En tant que principal acteur dans le développement de la Nation, nous lui recommandons :

§  De lutter contre la politique de l’administration des originaires ;

§  D’accorder à la décentralisation son vrai sens et veiller à son application correcte ;

§  D’éviter la politique des leaderships provinciaux dans la prise des décisions au sommet de l’Etat ;

§  De libérer le processus d’élections de tout carcan tribaliste et lui accorder son sens de transparence, de liberté et de démocratie ;

§  De libérer dans toutes les provinces, tous les postes politiques et administratifs de tutelle des leaders communautaires et politiques ;

§  De privilégier la méritocratie dans l’accession des postes politiques et administratifs ;

§  De veiller à la cohabitation pacifique des populations vivant au Kasaï ;

§  D’éradiquer le culte de tribalisme et des communautés de base, source des déséquilibres socio-politiques au Kasaï.

3.2. Aux communautés

§  Revenir à l’ancien système de la gestion consensuelle de la chose publique par toutes les communautés depuis l’Unité kasaïenne ;

§  Privilégier la réconciliation, le pardon mutuel et la cohabitation pacifique.

Conclusion

En guise de conclusion, les inégalités socio-politiques, culturelles et économiques qui gangrènent le tissu de la Province du Kasaï ne sont pas du tout incurables comme d’aucuns peuvent en penser. Il suffit seulement que les parties prenantes prennent conscience et se décident d’y travailler avec détermination.

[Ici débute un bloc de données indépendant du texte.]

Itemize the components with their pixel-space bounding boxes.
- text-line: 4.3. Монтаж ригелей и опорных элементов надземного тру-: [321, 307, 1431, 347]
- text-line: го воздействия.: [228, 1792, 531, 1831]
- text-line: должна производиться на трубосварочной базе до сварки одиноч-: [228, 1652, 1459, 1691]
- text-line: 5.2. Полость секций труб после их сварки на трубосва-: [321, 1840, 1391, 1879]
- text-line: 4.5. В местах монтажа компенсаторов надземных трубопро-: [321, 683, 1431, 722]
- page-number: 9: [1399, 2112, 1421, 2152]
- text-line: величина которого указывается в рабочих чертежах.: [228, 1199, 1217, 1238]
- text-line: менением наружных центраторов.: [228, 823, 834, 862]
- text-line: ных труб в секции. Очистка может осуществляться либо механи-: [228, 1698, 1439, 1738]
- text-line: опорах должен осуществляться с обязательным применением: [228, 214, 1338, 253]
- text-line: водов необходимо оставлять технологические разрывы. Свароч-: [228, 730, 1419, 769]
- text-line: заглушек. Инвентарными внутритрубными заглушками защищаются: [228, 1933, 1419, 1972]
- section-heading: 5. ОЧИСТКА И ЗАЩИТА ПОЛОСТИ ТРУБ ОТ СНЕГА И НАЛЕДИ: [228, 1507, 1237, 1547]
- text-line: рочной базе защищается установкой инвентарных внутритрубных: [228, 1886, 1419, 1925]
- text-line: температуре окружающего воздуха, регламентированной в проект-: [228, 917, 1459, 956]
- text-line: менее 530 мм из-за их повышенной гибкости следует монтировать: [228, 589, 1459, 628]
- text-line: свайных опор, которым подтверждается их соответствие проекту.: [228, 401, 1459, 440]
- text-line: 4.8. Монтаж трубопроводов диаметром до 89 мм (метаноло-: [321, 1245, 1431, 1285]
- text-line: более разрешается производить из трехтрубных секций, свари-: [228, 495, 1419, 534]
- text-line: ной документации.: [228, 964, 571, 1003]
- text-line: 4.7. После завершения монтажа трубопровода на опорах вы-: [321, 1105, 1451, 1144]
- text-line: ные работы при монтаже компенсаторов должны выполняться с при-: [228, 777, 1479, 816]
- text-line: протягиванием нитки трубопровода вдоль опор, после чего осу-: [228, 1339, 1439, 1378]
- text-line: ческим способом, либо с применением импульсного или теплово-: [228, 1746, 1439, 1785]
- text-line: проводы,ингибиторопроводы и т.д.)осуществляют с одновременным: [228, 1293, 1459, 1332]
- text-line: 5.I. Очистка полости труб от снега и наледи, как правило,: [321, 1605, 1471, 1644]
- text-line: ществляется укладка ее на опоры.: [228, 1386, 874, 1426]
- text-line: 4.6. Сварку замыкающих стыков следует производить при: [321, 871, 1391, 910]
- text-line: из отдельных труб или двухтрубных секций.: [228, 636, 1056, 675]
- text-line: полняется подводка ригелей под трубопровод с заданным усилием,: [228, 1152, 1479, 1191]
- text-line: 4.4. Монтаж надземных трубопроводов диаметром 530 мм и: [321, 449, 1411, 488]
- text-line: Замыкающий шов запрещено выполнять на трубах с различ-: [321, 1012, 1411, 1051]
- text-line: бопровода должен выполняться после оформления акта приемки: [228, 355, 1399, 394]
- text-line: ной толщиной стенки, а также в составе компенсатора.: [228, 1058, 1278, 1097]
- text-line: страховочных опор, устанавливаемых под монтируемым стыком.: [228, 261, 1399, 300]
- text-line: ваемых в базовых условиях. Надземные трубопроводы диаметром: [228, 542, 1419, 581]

D’une part, la politique de notre pays doit se défaire d’une politique politicienne et inégalitaire et d’autre part, les leaders communautaires doivent cesser d’être les échos de sirène des politiciens et se mettre au service de la communauté en luttant contre les antivaleurs qui ont élu domicile au Kasaï. C’est donc en ceci que peuvent se résumer les mécanismes d’inclusion et de cohabitation au Kasaï. 

Bibliographie

Haveaux, G.L. (1954). La tradition historique des Bapende orientaux, Mémoire, inédit.

Kâ Mana (2012). Réflexion sur l’invention et la refondation de l’Etat en RDC. Créer un nouvel imaginaire politique, Goma, Juin 2012.

Kabasu Babu Katulondi (2012). Gouverner une Province en RDC, Johannesburg : Ubuntu Pubications.

Kabongo Kanundowi, E. & Bilolo Mubabinge (sd). Conception bantu de l’autorité. P.U.A, Munich-Kinshasa.

Malemba N’sakila, G. (2013). Le choix d’appartenance au clan ou à la Nation et les rapports de pouvoir, in Identités, Ressources naturelles et conflits en RDC. Défis méthodologiques et voies de sortie. Paris : Harmattan.

PNUD (2018). Inégalités politiques, socioéconomiques et édification de la Nation/Etat en République Démocratique du Congo, Kinshasa.

Vansina, J. (1956). Migration au Kasaï, Bruxelles.